Colin Angus, a research fellow at the University of Sheffield, claims that if every brewery cut alcohol levels by just 0.3 per cent, they would collectively save around £250 million on duty payments to the Government. ‘If they kept prices to consumers the same, the major brewers would pocket the majority of that saving as additional profit,’ the alcohol policy expert said.
‘Sometimes brewers make the case that they have made these reductions in strength levels on health grounds. Given their historically strong opposition to public health policies, though, the motive is much more likely to be financial.’
A Mail on Sunday investigation has discovered the alcohol by volume (ABV) for Foster’s, sold by Heineken in the UK, has dropped since earlier this year, from four per cent to just 3.7 per cent
Greene King, which produces Old Speckled Hen, said it makes a saving on duty by cutting ABV without reducing prices. It stated that this was necessary to fight rising costs.
It said: ‘Events of the past few years have significantly increased costs. Greene King continues to look at ways we can absorb those increasing costs to ensure we continue to offer our customers the same great value and taste of Old Speckled Hen.

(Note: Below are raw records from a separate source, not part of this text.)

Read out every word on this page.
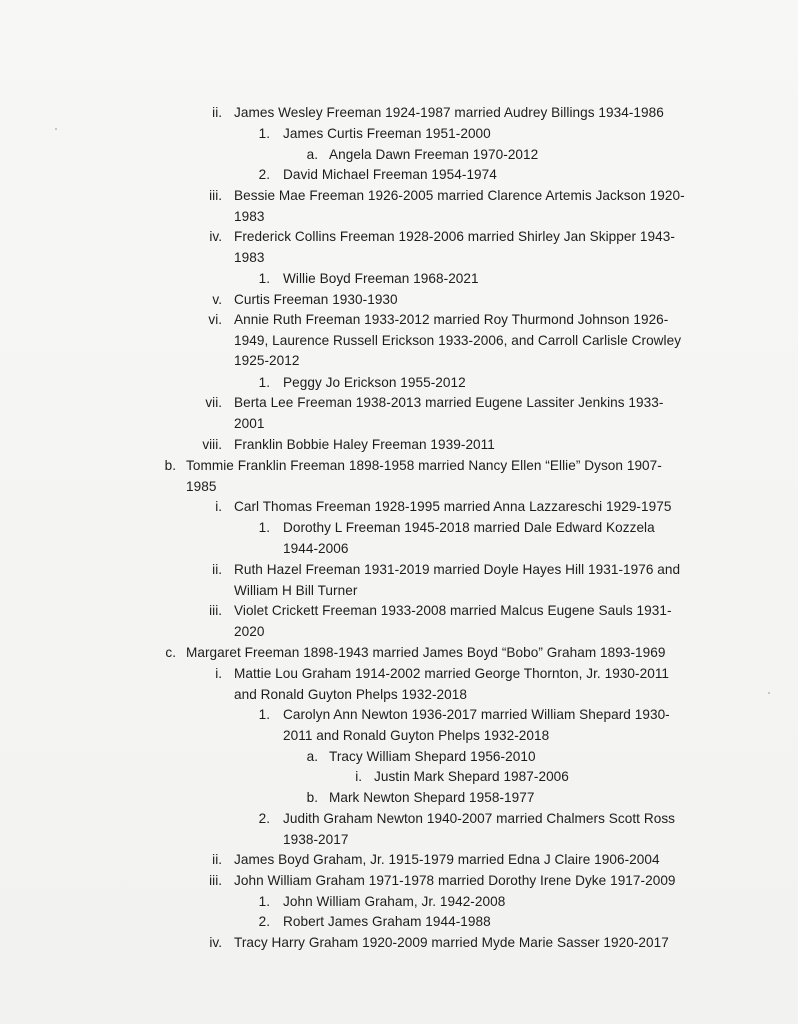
ii. James Wesley Freeman 1924-1987 married Audrey Billings 1934-1986
1. James Curtis Freeman 1951-2000
a. Angela Dawn Freeman 1970-2012
2. David Michael Freeman 1954-1974
iii. Bessie Mae Freeman 1926-2005 married Clarence Artemis Jackson 1920-
1983
iv. Frederick Collins Freeman 1928-2006 married Shirley Jan Skipper 1943-
1983
1. Willie Boyd Freeman 1968-2021
v. Curtis Freeman 1930-1930
vi. Annie Ruth Freeman 1933-2012 married Roy Thurmond Johnson 1926-
1949, Laurence Russell Erickson 1933-2006, and Carroll Carlisle Crowley
1925-2012
1. Peggy Jo Erickson 1955-2012
vii. Berta Lee Freeman 1938-2013 married Eugene Lassiter Jenkins 1933-
2001
viii. Franklin Bobbie Haley Freeman 1939-2011
b. Tommie Franklin Freeman 1898-1958 married Nancy Ellen “Ellie” Dyson 1907-
1985
i. Carl Thomas Freeman 1928-1995 married Anna Lazzareschi 1929-1975
1. Dorothy L Freeman 1945-2018 married Dale Edward Kozzela
1944-2006
ii. Ruth Hazel Freeman 1931-2019 married Doyle Hayes Hill 1931-1976 and
William H Bill Turner
iii. Violet Crickett Freeman 1933-2008 married Malcus Eugene Sauls 1931-
2020
c. Margaret Freeman 1898-1943 married James Boyd “Bobo” Graham 1893-1969
i. Mattie Lou Graham 1914-2002 married George Thornton, Jr. 1930-2011
and Ronald Guyton Phelps 1932-2018
1. Carolyn Ann Newton 1936-2017 married William Shepard 1930-
2011 and Ronald Guyton Phelps 1932-2018
a. Tracy William Shepard 1956-2010
i. Justin Mark Shepard 1987-2006
b. Mark Newton Shepard 1958-1977
2. Judith Graham Newton 1940-2007 married Chalmers Scott Ross
1938-2017
ii. James Boyd Graham, Jr. 1915-1979 married Edna J Claire 1906-2004
iii. John William Graham 1971-1978 married Dorothy Irene Dyke 1917-2009
1. John William Graham, Jr. 1942-2008
2. Robert James Graham 1944-1988
iv. Tracy Harry Graham 1920-2009 married Myde Marie Sasser 1920-2017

Shepherd Neame, which makes Spitfire and Bishops Finger, offered a different explanation: ‘Consumers are increasingly choosing drinks with a lower alcohol content as part of a healthy lifestyle – we hope this will encourage more people to try our award-winning flagship beers.’
Heineken would only say: ‘We keep our portfolio under review.’
Emma McClarkin, chief executive of the British Beer and Pub Association, said: ‘Brewers have faced mounting price increases, and as far as possible they have absorbed costs to avoid customers paying over the odds.’